Browsed by
Month: July 2019

Troublemakers

Troublemakers

One of the things I’ve come to recognize and embrace over time is my love for the (so-called) troublemakers. I know the issue with them is right there in the name, but I can’t deny my soft spot for them.

It’s not that I think a troublemaker is always right. A troublemaker is someone who is willing to put their necks on the line, risk a hit, or lose status because they believe in something strongly enough to speak out. 

A troublemaker has courage and passion. A troublemaker will push back, question any decision, question your grasp on a situation, question your very values or your sanity, demand better answers, and even foment revolution. When they’ve got the facts sideways or in half-measure, or when they value chaos, domination or revenge, they can cause destruction, woe, and havoc. But let’s be honest: any quality worth having is risky. Every strength is a weakness in some context. We can’t hold that against the troublemaker.  Heroes are villains too, when you tell the story from a different perspective.

One of the fundamental lessons I’ve learned about trying to make change, very big or very small, is that indifference is far more difficult to overcome than hostility is. I know many people disagree with me; if you dislike conflict and avoid it wherever possible, indifference must always be preferable to hostile disagreement. But in order to be hostile, you have to care. A lot. If no one cares about what you’e trying to do or change, you have a much tougher task in front of you, and you’re going to be doing it pretty much alone. If someone is fighting you and your work tooth and nail, they have energy, passion, and commitment. All you need to do is change their mind. You need to be absolutely ready to let them change yours. 

Like most of us, I have a long history of being wrong. I always start out assuming I understand a situation and know enough to have a perspective I can act on.
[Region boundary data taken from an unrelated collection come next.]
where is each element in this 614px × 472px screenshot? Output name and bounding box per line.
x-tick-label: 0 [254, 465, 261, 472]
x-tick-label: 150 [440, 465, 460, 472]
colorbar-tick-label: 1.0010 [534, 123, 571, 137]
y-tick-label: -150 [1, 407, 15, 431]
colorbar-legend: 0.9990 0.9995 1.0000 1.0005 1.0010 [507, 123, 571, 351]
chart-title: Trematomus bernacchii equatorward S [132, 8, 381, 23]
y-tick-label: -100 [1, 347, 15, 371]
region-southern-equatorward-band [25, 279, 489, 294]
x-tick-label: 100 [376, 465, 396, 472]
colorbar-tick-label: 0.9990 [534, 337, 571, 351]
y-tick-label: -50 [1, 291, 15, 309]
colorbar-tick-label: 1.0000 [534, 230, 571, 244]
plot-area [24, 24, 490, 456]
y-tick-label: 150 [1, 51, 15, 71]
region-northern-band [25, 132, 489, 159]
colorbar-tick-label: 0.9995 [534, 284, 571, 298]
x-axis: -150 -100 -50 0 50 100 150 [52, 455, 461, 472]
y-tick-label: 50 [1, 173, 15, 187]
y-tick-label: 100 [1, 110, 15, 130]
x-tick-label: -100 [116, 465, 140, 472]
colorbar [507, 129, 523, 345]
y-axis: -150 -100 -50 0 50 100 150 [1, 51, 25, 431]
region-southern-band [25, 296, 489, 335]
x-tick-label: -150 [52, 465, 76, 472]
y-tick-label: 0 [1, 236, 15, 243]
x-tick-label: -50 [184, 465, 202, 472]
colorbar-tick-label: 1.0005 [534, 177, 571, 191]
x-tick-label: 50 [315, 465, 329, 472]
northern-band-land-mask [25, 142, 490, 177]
And then I learn more, and realize I was wrong. Once in a while, I learn something that causes one of my core perspectives, one I’ve built a lifetime of decisions and actions on top of, to come tumbling down. Usually, it hurts. We weave our perspectives into ourselves so tightly that losing one of them is like coming unravelled, and it can seriously sting. But all learning is pain, and when you’re facing it, you can either cover over the hole and pretend nothing’s changed, or let that learning change you.

Troublemakers give me the hope that there’s a moment like that coming. Listening to their perspective unravels when I know and gives me the tools to knit together something more complicated and more true. So as often as they throw a spanner in the works, I think we’d all be poorer, and less, without them.